2019-04-09

服务容错(三) 限流

限流的目的是通过对并发访问/请求进行限速或者一个时间窗口内的的请求进行限速来保护系统，一旦达到限制速率则可以拒绝服务（定向到错误页或告知资源没有了）、排队或等待（比如秒杀、评论、下单）、降级（返回兜底数据或默认数据，如商品详情页库存默认有货）。

一般开发高并发系统常见的限流有：限制总并发数（比如数据库连接池、线程池）、限制瞬时并发数（如nginx的limit_conn模块，用来限制瞬时并发连接数）、限制时间窗口内的平均速率（如Guava的RateLimiter、nginx的limit_req模块，限制每秒的平均速率）；其他还有如限制远程接口调用速率、限制MQ的消费速率。另外还可以根据网络连接数、网络流量、CPU或内存负载等来限流。

Dubbo

Dubbo关于限速的类在dubbo-rpc-api项目中org.apache.dubbo.rpc.filter包里。(2.7.1)

TPSLimitFilter

首先看TPSFilterLimiter，TPSFilterLimiter是一个简单的流量流入限制器，作用于服务提供者。当有请求进来时，看是否有容量能继续处理该请求，有则执行请求，否则抛出RpcException。

判断容量流程：

当前时间是否大于上次容量重置时间+设置的重置时间间隔，是则将容量重置为预设容量，并更新重置时间
如果当前容量大于0，则尝试减去1，成功则放行，否则失败

public class TpsLimitFilter implements Filter {
    private final TPSLimiter tpsLimiter = new DefaultTPSLimiter();

    @Override
    public Result invoke(Invoker<?> invoker, Invocation invocation) throws RpcException {
    	// 判断限流器是否允许请求
        if (!tpsLimiter.isAllowable(invoker.getUrl(), invocation)) {
            throw new RpcException(
                    "Failed to invoke service " +
                            invoker.getInterface().getName() +
                            "." +
                            invocation.getMethodName() +
                            " because exceed max service tps.");
        }

        return invoker.invoke(invocation);
    }

}

跳转至tpsLimiter.isAllowable

public boolean isAllowable(URL url, Invocation invocation) {
		// 获取URL中请求频率限制（数量）
     int rate = url.getParameter(Constants.TPS_LIMIT_RATE_KEY, -1);
     // 获取URL中请求数量重置时间(单位时间)
     long interval = url.getParameter(Constants.TPS_LIMIT_INTERVAL_KEY,
             Constants.DEFAULT_TPS_LIMIT_INTERVAL);
     String serviceKey = url.getServiceKey();
     if (rate > 0) {
     	// 状态信息，无则新建
         StatItem statItem = stats.get(serviceKey);
         if (statItem == null) {
             stats.putIfAbsent(serviceKey,
                     new StatItem(serviceKey, rate, interval));
             statItem = stats.get(serviceKey);
         }
         return statItem.isAllowable();
     } else {
         StatItem statItem = stats.get(serviceKey);
         if (statItem != null) {
             stats.remove(serviceKey);
         }
     }

     return true;
 }

继续转入statItem.isAllowable()

public boolean isAllowable() {
    long now = System.currentTimeMillis();
    // 当前时间是否大于上次重置时间+重置时间间隔
    if (now > lastResetTime + interval) {
    	// 重置计数，更新重置时间
        token.set(rate);
        lastResetTime = now;
    }

    int value = token.get();
    boolean flag = false;
    // 尝试获取资源
    while (value > 0 && !flag) {
        flag = token.compareAndSet(value, value - 1);
        value = token.get();
    }

    return flag;
}

ExecuteLimitFilter

ExecuteLimitFilter是一个限制同时执行数的限制器，同TPSLimitFilter相同作用于服务提供者。

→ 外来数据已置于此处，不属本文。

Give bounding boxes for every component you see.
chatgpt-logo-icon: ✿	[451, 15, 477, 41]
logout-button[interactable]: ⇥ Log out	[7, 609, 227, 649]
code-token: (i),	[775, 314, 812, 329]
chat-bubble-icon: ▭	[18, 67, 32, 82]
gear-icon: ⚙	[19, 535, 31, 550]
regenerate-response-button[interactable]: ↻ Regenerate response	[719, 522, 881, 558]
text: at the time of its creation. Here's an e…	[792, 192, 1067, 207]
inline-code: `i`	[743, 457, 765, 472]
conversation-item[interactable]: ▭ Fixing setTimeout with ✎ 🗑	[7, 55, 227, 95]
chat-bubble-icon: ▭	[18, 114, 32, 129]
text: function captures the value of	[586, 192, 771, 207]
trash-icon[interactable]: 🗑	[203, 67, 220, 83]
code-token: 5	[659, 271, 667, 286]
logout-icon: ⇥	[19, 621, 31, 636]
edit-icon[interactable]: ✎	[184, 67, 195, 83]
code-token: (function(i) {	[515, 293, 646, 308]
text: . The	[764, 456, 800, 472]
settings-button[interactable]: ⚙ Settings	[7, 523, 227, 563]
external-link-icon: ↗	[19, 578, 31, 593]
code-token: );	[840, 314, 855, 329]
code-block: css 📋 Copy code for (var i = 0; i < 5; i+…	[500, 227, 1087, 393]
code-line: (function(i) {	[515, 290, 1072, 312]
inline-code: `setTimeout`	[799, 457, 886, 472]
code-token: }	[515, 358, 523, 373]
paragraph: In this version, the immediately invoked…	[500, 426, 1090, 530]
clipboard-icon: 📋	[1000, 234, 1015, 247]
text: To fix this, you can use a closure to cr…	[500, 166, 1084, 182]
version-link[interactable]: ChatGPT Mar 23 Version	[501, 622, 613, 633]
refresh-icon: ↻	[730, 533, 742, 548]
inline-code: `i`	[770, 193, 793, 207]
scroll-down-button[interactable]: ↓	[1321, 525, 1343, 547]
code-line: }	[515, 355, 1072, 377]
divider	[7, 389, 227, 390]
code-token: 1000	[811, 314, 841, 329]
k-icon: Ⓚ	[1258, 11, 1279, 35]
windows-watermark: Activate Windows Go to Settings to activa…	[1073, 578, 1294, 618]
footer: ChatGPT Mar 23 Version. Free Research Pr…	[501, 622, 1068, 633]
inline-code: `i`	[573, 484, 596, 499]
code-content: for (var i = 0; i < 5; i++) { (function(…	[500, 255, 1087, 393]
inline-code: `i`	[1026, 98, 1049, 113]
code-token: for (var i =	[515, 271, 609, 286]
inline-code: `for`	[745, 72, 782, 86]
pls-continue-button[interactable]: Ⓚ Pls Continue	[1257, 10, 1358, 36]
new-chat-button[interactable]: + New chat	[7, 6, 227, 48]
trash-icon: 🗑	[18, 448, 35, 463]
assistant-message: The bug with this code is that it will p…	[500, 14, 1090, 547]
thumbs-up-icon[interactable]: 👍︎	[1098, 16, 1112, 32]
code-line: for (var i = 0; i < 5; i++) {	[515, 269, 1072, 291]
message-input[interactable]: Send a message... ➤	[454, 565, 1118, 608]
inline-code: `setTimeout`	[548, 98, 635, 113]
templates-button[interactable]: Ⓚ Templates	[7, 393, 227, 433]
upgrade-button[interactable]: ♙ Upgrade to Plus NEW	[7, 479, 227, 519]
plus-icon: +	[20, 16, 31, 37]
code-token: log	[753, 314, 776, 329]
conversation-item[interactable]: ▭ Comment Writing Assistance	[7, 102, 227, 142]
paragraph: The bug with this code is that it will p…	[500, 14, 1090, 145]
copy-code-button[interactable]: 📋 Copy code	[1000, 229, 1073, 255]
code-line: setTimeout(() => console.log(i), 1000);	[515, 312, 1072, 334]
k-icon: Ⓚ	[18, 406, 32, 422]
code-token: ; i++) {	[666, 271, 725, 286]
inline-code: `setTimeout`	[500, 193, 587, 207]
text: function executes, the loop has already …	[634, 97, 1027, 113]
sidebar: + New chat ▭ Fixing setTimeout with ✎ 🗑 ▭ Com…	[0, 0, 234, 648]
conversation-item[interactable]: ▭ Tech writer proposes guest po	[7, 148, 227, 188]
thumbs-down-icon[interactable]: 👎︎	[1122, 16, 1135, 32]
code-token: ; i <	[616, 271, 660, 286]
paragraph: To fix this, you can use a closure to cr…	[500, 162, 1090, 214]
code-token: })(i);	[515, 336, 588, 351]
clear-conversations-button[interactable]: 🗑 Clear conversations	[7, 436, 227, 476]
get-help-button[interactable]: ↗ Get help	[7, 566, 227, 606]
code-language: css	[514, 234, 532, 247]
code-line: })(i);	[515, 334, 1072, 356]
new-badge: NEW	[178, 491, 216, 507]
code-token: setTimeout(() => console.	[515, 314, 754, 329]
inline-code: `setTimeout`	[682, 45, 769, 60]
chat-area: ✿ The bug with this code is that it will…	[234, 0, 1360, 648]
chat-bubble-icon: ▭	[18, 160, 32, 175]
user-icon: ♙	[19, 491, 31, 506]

public class ExecuteLimitFilter implements Filter {

    @Override
    public Result invoke(Invoker<?> invoker, Invocation invocation) throws RpcException {
        URL url = invoker.getUrl();
        String methodName = invocation.getMethodName();
        // 获取最大并发执行数
        int max = url.getMethodParameter(methodName, Constants.EXECUTES_KEY, 0);
        // RpcStatus中保存了调用的一些信息，如当前执行数，执行总次数，失败次数等
        // beginCount方法尝试增加method的active即当前执行数，如果原子增加后大于max则减去并返回false，否则成功，且增加URL的active
        if (!RpcStatus.beginCount(url, methodName, max)) {
            throw new RpcException("Failed to invoke method " + invocation.getMethodName() + " in provider " +
                    url + ", cause: The service using threads greater than <dubbo:service executes=\"" + max +
                    "\" /> limited.");
        }
        
        // 成功获取容量，继续执行
        long begin = System.currentTimeMillis();
        boolean isSuccess = true;
        try {
            return invoker.invoke(invocation);
        } catch (Throwable t) {
            isSuccess = false;
            if (t instanceof RuntimeException) {
                throw (RuntimeException) t;
            } else {
                throw new RpcException("unexpected exception when ExecuteLimitFilter", t);
            }
        } finally {
        	// 释放资源，减去active，并对URL和method进行统计
            RpcStatus.endCount(url, methodName, System.currentTimeMillis() - begin, isSuccess);
        }
    }

}

ActiveLimitFilter

ActiveLimitFilter是一个限制并发执行数（或占用连接的请求数）的限制器。有别于上面两个限制器，该限制器作用于消费端。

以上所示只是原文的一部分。